Solar Scuffle

Written by Dylan Link, ESLLC 2017-2018

The use and popularity of solar energy in the last decade or so has been a highly controversial topic for many. Cost, environmental idealities, and economic issues are all important factors when a person decides whether or not to move in the solar direction. This particular article I read discussed the issues surrounding solar energy in Nevada. The article begins with a quote from former president Bill Clinton that said, “If I were y’all, y’all would be the Saudi Arabia of solar.” Nevada is an extremely sunny place that has the potential to produce lots of solar power. With its vast dessert terrain and lack of people populating those areas, it would be a perfect candidate for many large solar farms.

The solar industry has taken a beating in the last year or two because of recent governmental regulations that make it a less financially viable option for most working-class people. The large utility companies had to start raising their costs of operation because less and less people were using their energy sourced from the burning of fossil fuels. They did not like this so they used governmental connections to fight the trend towards personal solar panels. For me, it would make sense for the power companies to reimburse private solar owners when they create power for the power that is given back to the grid. This is simple to me and when I read this article I was extremely surprised that the electric companies held so much weight in the government.
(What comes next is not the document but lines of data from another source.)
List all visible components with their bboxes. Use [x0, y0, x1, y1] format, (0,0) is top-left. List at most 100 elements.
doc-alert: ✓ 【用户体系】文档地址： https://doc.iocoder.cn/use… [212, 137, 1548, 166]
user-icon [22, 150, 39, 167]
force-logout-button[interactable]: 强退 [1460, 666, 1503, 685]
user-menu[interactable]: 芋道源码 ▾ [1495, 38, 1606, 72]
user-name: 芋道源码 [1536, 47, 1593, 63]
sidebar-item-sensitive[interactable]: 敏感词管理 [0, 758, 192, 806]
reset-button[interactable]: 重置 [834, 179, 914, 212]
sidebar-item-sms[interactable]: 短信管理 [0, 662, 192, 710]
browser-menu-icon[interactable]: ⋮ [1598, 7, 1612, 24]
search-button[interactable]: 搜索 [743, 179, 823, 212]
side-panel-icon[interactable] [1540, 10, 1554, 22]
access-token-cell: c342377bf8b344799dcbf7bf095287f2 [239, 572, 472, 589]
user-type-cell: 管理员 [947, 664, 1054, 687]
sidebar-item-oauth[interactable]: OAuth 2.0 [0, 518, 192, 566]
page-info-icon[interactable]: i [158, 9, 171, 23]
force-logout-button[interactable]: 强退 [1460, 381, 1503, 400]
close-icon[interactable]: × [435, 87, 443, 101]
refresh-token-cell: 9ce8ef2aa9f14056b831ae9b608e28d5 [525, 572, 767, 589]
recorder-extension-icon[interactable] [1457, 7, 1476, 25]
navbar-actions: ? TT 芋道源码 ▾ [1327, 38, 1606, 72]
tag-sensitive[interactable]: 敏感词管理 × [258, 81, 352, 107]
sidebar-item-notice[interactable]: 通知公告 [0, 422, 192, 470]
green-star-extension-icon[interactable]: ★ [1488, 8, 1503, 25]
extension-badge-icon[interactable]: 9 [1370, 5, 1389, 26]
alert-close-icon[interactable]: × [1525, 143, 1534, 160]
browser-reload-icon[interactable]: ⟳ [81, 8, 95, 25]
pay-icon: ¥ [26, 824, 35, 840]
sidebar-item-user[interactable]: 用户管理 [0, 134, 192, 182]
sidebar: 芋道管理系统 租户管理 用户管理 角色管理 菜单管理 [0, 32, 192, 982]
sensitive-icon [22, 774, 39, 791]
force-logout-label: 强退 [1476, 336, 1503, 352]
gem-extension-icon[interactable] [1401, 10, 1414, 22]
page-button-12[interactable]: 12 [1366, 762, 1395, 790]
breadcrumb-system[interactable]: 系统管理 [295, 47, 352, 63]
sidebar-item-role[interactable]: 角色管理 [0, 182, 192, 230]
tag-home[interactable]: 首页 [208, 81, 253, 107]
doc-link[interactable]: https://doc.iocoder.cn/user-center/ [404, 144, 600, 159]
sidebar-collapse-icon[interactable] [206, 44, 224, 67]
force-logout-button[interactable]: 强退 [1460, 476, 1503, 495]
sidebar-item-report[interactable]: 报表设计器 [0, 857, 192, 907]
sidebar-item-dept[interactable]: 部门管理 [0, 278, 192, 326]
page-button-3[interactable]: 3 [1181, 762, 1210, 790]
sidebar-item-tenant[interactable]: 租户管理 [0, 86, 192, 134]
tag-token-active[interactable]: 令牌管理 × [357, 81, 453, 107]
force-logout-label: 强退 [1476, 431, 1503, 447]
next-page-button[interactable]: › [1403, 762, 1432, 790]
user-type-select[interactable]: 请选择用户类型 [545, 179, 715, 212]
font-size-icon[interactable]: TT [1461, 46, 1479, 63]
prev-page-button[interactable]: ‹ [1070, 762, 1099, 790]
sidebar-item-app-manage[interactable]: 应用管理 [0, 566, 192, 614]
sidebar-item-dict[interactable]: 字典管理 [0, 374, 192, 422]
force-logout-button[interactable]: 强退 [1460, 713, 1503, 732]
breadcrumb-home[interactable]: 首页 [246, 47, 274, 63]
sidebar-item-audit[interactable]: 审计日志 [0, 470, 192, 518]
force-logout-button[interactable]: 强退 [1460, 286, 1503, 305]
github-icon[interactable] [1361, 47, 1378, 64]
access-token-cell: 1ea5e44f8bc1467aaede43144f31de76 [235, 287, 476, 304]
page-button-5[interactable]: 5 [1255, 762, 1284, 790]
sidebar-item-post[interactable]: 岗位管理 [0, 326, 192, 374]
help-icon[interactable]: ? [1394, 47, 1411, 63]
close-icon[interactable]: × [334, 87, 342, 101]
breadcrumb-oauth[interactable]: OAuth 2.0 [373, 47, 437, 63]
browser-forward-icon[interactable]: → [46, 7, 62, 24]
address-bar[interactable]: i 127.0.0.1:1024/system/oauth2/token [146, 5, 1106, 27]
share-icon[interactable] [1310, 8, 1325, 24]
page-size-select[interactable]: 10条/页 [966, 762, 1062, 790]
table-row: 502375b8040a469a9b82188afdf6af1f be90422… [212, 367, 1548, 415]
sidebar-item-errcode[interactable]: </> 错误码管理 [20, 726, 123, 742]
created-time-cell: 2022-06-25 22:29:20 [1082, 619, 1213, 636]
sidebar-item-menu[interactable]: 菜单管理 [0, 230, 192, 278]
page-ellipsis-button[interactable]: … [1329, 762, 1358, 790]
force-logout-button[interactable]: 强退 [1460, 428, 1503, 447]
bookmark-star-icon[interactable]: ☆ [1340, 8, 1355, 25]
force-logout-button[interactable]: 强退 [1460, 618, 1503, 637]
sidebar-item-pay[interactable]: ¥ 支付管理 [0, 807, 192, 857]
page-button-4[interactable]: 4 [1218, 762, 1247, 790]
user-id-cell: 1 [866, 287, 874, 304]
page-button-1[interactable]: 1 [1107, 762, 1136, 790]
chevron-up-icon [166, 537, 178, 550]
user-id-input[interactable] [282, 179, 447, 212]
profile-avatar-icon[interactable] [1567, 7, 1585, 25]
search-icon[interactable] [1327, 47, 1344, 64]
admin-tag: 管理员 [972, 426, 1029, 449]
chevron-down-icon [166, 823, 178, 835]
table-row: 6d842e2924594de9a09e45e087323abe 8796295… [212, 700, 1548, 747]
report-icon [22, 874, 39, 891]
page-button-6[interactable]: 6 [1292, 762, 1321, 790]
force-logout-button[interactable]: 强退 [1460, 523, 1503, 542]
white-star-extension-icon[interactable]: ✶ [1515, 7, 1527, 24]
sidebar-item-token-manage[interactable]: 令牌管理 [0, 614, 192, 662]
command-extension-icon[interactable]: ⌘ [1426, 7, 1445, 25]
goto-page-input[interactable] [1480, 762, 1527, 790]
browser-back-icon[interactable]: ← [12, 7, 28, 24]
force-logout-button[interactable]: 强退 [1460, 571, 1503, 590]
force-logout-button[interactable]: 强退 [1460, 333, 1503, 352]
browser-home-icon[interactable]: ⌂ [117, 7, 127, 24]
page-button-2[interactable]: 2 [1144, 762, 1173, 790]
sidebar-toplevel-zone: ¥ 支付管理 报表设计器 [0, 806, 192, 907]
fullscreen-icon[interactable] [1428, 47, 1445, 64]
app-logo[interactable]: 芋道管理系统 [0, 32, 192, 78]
The most important aspect of solar energy for me is the reduction of our carbon footprint on the atmosphere. Currently we have over 400 parts per million of carbon dioxide in the atmosphere which is much higher than it has been in the last 400,000 years. To put this into perspective, scientists consider 450 ppm of carbon dioxide a dangerous level. This has a direct correlation with humans burning of fossil fuels and in general, carbon emissions. It has been discovered that if we reduce our carbon emissions wherever possible, it will slow down the rate at which the carbon levels are rising. My incentive to move towards using more solar energy has nothing to do with the cost, but has everything to do with reducing my impact on the atmosphere.